A record of my experience living with a group of Tibetan nuns in Nepal.

Sunday, December 10, 2006

At Boudha, about to go into Café New Orleans to do some work on my laptop, when a sudden flash comes to me: you’d better do kora first, because you're about to meet someone who will change your life. I walk around the stupa several times, not particularly trusting my intuition, which has not proved reliable in the past, but feeling my mind calmed and appeased by the circumambulation.

Inside Café New Orleans, a chubby monk eating his breakfast and reading the paper is churlishly interrupted by a blond Scandinavian woman in her 40s, rather tiredskinned with a large nose and teeth. She starts by asking him abruptly what he does all day. His English is quite good. “I eat breakfast, lunch and dinner, and I sleep,” he tells her.

She sits down, asks him a lot of questions and answers them herself. “This illusion you're talking about, what is that? I saw an Indian walking down the street, and nobody else saw him—is that what you mean by illusion?”

The monk picks up a plate. “Is this permanent or impermanent?”

She snatches it out of his hand, lifts it above his head, says screechingly, “And what if I smash it over your head?”

“Only two possible answers,” he tells her gently but firmly. “Permanent or impermanent?” The waiter is looking rather concerned and shocked. The monk has a lovely deep laugh and turns to look at me often. I shut my laptop and manage to get a few questions in before the blond woman starts up again. He is a Khenpo, which means he holds an advanced degree in Buddhist studies (like a PhD). He calls himself a vagabond, says he travels between Nepal and India and Malaysia throughout the year. I ask if he gives public teachings, he says not for Westerners, only for other monks—then the Scandinavian woman is off again, ranting, saying things like, “You say many lives, that’s your opinion. What’s your proof?”
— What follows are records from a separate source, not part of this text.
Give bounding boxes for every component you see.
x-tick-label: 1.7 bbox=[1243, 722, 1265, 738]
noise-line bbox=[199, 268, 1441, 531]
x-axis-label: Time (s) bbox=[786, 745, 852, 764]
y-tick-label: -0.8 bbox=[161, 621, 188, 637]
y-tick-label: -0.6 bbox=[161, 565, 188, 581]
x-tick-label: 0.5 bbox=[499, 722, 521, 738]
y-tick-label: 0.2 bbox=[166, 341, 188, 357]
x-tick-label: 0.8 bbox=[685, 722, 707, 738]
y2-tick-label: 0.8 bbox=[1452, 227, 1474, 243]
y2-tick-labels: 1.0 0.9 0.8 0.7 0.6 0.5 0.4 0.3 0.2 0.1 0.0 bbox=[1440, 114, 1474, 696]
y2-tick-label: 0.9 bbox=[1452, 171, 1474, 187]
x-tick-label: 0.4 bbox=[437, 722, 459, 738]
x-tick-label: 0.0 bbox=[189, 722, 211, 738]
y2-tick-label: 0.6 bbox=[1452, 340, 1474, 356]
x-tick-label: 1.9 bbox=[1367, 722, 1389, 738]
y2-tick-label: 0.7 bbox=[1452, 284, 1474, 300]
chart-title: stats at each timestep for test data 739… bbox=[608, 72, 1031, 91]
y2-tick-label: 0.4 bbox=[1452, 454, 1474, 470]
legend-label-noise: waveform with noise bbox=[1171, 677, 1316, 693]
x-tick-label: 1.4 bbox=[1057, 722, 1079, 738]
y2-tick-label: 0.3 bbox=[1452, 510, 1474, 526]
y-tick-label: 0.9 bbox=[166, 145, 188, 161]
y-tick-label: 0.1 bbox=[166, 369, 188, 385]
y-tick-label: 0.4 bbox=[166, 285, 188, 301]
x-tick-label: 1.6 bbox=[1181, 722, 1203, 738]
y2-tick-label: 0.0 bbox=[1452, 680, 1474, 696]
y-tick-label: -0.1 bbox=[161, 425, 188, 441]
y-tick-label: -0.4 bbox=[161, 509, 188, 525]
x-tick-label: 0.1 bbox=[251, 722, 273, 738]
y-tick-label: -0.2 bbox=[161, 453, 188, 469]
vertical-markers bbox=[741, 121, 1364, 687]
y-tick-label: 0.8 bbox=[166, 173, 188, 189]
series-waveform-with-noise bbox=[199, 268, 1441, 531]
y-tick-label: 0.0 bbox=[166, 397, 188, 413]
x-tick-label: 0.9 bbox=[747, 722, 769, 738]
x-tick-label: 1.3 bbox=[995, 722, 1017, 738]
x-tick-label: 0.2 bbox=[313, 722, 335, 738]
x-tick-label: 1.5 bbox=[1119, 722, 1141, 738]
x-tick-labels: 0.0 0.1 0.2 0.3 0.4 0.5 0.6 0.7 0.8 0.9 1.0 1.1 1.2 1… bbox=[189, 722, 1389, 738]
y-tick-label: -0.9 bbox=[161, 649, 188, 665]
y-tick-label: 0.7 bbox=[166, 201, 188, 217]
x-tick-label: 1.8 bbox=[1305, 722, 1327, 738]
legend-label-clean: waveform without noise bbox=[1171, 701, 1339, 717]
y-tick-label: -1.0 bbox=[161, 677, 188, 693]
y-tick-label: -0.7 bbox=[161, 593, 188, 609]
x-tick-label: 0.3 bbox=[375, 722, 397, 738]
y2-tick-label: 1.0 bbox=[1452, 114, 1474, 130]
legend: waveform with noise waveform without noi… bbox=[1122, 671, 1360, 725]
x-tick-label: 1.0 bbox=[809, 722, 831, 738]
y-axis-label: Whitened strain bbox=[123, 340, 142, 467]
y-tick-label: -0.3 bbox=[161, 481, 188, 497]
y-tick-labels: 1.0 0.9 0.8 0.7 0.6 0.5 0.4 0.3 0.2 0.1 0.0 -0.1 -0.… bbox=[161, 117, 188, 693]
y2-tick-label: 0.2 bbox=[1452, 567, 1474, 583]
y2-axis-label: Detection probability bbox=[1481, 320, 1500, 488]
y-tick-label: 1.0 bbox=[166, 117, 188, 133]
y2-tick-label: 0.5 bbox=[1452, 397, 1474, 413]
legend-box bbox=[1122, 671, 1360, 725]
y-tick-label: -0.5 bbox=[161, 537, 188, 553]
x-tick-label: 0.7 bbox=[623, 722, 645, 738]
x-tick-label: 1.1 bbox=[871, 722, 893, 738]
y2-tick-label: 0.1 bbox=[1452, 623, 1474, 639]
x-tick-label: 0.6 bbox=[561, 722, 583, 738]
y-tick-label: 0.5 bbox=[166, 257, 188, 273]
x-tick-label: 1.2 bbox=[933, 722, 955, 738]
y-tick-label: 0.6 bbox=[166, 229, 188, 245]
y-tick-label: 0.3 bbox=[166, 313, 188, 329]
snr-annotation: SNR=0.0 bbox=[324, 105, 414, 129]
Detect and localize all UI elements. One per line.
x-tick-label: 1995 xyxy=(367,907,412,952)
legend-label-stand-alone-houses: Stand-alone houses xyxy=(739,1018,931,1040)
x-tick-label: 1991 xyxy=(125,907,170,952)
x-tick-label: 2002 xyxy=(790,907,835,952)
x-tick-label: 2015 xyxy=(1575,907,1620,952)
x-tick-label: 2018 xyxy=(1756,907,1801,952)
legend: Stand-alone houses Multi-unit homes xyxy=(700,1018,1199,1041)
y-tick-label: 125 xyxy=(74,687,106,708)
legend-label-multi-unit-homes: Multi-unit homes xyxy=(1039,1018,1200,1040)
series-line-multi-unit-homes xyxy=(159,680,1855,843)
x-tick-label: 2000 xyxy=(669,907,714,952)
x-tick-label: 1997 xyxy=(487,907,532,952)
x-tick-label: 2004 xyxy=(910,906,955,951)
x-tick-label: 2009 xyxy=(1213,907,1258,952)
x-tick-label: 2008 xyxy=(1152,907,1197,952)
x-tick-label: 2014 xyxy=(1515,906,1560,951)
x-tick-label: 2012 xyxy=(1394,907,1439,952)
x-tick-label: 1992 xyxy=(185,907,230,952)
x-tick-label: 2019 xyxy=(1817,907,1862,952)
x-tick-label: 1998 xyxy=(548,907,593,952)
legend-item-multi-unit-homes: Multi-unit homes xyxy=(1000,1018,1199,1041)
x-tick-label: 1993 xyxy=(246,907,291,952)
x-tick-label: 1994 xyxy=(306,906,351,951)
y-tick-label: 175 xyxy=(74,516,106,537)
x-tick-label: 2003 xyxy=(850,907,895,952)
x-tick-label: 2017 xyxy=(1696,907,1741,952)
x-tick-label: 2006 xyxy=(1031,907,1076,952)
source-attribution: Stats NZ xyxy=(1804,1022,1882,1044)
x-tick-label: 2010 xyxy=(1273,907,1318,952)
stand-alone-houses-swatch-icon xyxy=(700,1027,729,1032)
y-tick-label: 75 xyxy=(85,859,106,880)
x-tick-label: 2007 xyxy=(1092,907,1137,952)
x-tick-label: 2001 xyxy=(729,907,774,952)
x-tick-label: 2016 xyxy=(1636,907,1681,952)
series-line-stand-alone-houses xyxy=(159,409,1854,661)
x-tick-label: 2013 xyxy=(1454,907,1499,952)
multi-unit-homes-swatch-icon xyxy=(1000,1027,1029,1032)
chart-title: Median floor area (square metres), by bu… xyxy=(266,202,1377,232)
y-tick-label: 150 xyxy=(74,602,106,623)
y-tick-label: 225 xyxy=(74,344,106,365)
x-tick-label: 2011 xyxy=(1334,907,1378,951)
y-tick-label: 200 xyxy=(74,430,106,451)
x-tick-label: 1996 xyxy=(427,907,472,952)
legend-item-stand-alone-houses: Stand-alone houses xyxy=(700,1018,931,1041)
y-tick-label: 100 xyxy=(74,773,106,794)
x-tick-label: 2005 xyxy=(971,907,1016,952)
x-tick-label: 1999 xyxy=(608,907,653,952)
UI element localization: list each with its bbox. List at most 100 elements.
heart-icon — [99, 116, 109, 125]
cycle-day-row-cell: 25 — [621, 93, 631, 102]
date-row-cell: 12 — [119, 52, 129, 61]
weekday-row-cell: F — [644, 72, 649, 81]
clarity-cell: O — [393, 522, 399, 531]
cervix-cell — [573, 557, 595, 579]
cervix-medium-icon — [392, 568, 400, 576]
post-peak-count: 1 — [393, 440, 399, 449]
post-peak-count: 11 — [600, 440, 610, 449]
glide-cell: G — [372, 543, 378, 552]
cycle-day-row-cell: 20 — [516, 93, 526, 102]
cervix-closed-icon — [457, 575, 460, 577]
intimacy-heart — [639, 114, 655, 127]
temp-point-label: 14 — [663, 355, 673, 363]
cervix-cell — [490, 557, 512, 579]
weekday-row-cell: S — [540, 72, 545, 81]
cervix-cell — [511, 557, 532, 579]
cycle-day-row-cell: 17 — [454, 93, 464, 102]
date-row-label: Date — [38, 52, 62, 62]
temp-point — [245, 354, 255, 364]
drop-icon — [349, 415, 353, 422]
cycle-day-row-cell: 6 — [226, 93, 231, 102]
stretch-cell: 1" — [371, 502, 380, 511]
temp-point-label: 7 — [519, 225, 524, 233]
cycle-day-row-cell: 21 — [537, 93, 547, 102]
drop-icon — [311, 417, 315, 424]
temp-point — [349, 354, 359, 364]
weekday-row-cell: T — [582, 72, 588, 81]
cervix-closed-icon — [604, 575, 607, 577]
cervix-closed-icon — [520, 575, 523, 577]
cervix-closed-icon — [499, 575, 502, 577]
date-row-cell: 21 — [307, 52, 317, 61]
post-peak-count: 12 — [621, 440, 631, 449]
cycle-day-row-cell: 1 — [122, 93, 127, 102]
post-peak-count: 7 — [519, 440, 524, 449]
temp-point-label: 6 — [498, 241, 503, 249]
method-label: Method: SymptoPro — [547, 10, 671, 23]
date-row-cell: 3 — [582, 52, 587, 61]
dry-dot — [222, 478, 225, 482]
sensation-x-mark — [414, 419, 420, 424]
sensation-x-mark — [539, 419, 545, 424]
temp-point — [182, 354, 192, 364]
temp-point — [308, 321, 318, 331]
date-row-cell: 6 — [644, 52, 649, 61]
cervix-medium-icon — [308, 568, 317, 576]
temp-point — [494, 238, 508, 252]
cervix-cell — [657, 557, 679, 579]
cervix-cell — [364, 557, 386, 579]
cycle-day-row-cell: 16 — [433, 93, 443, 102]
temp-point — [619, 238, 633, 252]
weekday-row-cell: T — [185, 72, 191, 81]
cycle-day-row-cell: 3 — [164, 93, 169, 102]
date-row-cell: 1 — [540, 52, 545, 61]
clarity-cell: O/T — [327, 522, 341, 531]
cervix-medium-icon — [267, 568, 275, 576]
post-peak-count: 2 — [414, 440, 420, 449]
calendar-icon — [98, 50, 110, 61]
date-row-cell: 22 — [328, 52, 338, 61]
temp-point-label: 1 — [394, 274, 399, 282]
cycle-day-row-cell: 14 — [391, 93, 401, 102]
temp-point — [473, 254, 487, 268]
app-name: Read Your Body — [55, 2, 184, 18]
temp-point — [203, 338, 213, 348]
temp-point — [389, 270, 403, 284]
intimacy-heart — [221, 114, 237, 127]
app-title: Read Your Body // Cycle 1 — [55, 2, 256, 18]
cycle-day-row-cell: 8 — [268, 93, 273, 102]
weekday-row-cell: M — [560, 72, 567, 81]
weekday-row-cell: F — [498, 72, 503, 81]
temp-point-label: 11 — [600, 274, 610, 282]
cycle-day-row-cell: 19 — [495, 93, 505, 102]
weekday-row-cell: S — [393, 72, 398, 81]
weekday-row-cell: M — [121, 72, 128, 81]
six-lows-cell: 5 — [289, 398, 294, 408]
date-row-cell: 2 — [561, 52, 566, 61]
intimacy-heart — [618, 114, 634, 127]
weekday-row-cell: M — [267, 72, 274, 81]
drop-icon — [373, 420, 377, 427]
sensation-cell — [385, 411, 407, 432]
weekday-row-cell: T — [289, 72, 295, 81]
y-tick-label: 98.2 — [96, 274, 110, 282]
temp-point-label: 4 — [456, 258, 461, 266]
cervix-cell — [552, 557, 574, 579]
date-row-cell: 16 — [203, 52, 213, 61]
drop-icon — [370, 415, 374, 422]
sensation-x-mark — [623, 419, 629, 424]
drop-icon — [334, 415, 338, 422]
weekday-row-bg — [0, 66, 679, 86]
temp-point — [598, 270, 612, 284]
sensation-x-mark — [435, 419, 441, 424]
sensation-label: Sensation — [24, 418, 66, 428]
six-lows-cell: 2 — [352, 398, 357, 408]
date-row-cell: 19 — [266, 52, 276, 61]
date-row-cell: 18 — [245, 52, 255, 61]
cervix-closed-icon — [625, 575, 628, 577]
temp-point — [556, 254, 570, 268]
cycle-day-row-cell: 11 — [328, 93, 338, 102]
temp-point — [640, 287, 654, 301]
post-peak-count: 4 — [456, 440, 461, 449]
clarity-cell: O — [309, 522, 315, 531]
The Khenpo tries to talk to her about the third eye. “Brains, that’s all that means,” she insists. “Have some sense, think with your brain: that’s the third eye.” She has a habit of coquettishly tilting her chin to a shoulder, which was probably attractive twenty years ago.

“I’ll give you a third eye to see with,” he offers, “you’re talking bullshit.”

I am about to leave when suddenly the Khenpo turns to me and says, “What do you want to know about religion?” I am struck dumb for a moment—I know that I must be honest and bold, I cannot dodge this question or give a safe answer. Finally I ask the one thing to which I have never found a satisfying answer.

“This is simple, no problem,” he says. “But not today.” He is staying in a nearby gompa. He gives me his cell phone number. “My English is not so good,” he says, “but my lama has very good English. If I cannot explain this to you, he will explain.”